A. 第一国立銀行は、1896年(明治29年)に普通銀行の第一銀行へと改組され、その後の合併や再編を経て、現在のみずほ銀行へと系譜がつながっています。創業の地である兜町には、今もみずほ銀行の支店が置かれています。

Q. 兜町に渋沢栄一の銅像はありますか?

A. 兜町そのものではありませんが、東京駅にほど近い常盤橋公園(千代田区)に渋沢栄一の銅像が立っています。彫刻家・朝倉文夫が手がけたもので、兜町の渋沢栄一ゆかりの地とあわせて訪ねる人もいます。

Q. ここで紹介している兜町は、東京の日本橋ですか?

A. はい、この記事で紹介している兜町は、東京都中央区の日本橋(にほんばし)エリアにあります。大阪市にも読み方の異なる「日本橋(にっぽんばし)」という地名がありますが、渋沢栄一ゆかりの兜町や第一国立銀行があるのは東京の日本橋のほうです。

まとめ|兜町と渋沢栄一のものがたり

近代日本経済の父・渋沢栄一と、日本経済の中心地として栄えた兜町。日本初の銀行・第一国立銀行が生まれ、東京株式取引所が置かれ、渋沢の私邸が建っていたこの街には、日本の近代がはじまった場所としての物語が幾重にも積み重なっています。

渋沢栄一ゆかりの兜町は、散策にもちょうどよい広さです。実際に歩いて訪ねたい方のために、この記事で紹介したスポットへのアクセスをまとめておきます。

渋沢栄一ゆかりの兜町を歩くなら

  • 日証館:渋沢栄一の私邸跡に建つ歴史的建築。東京メトロ東西線・日比谷線「茅場町駅」から徒歩すぐ
  • KABUTO ONE:「茅場町駅」直結。1階アトリウムで渋沢栄一ゆかりの「赤石」を見学できる
  • みずほ銀行兜町支店:日本初の銀行・第一国立銀行の創業の地。兜町の街なかにある
  • 常盤橋公園(千代田区):渋沢栄一の銅像が立つ。東京駅・三越前駅・大手町駅から徒歩圏

私邸そのものは関東大震災で失われ、ゆかりの赤石も日証館からKABUTO ONEへと場所を移しました。それでも、渋沢栄一が選んだ土地の意味は、日証館やみずほ銀行兜町支店といった街の風景のなかに今も受け継がれています。兜町には、渋沢栄一ゆかりの地のほかにも、地名の由来にかかわるとされる兜神社などの見どころが点在しています。
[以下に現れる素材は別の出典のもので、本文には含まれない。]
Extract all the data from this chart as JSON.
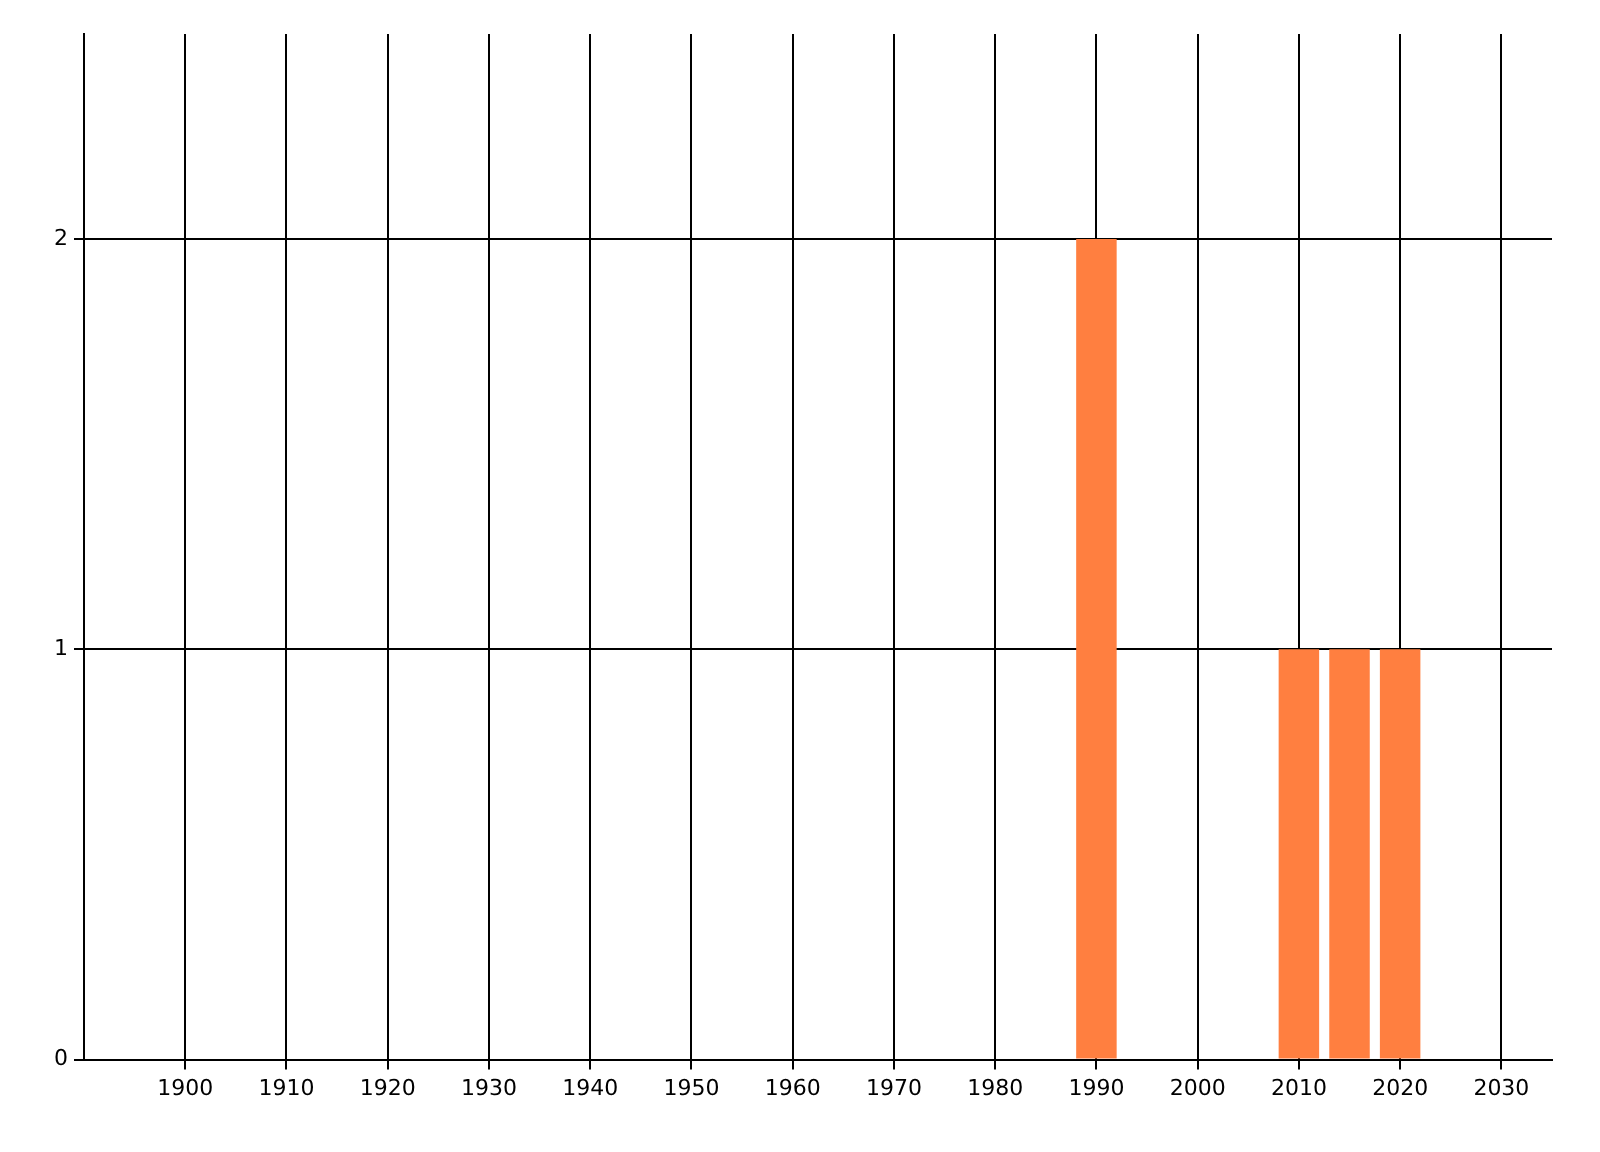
{
  "chart_data": {
    "type": "bar",
    "x": [
      1990,
      2010,
      2015,
      2020
    ],
    "values": [
      2,
      1,
      1,
      1
    ],
    "color": "#ff7f40",
    "xlim": [
      1890,
      2035
    ],
    "xticks": [
      1900,
      1910,
      1920,
      1930,
      1940,
      1950,
      1960,
      1970,
      1980,
      1990,
      2000,
      2010,
      2020,
      2030
    ],
    "ylim": [
      0,
      2.5
    ],
    "yticks": [
      0,
      1,
      2
    ],
    "grid": true,
    "legend": false
  }
}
日本初の銀行や株式取引所、今は亡き渋沢栄一の私邸の跡。日本橋周辺には、こうした浪漫あふれる歴史がまだまだ眠っています。とーんと♡日本橋編集部では、これからも兜町をはじめとした日本橋エリアの魅力を、ひとつずつお届けしていきます。次に日本橋を訪れる際は、少し足をのばして、近代日本経済がはじまった街・兜町を歩いてみてはいかがでしょうか。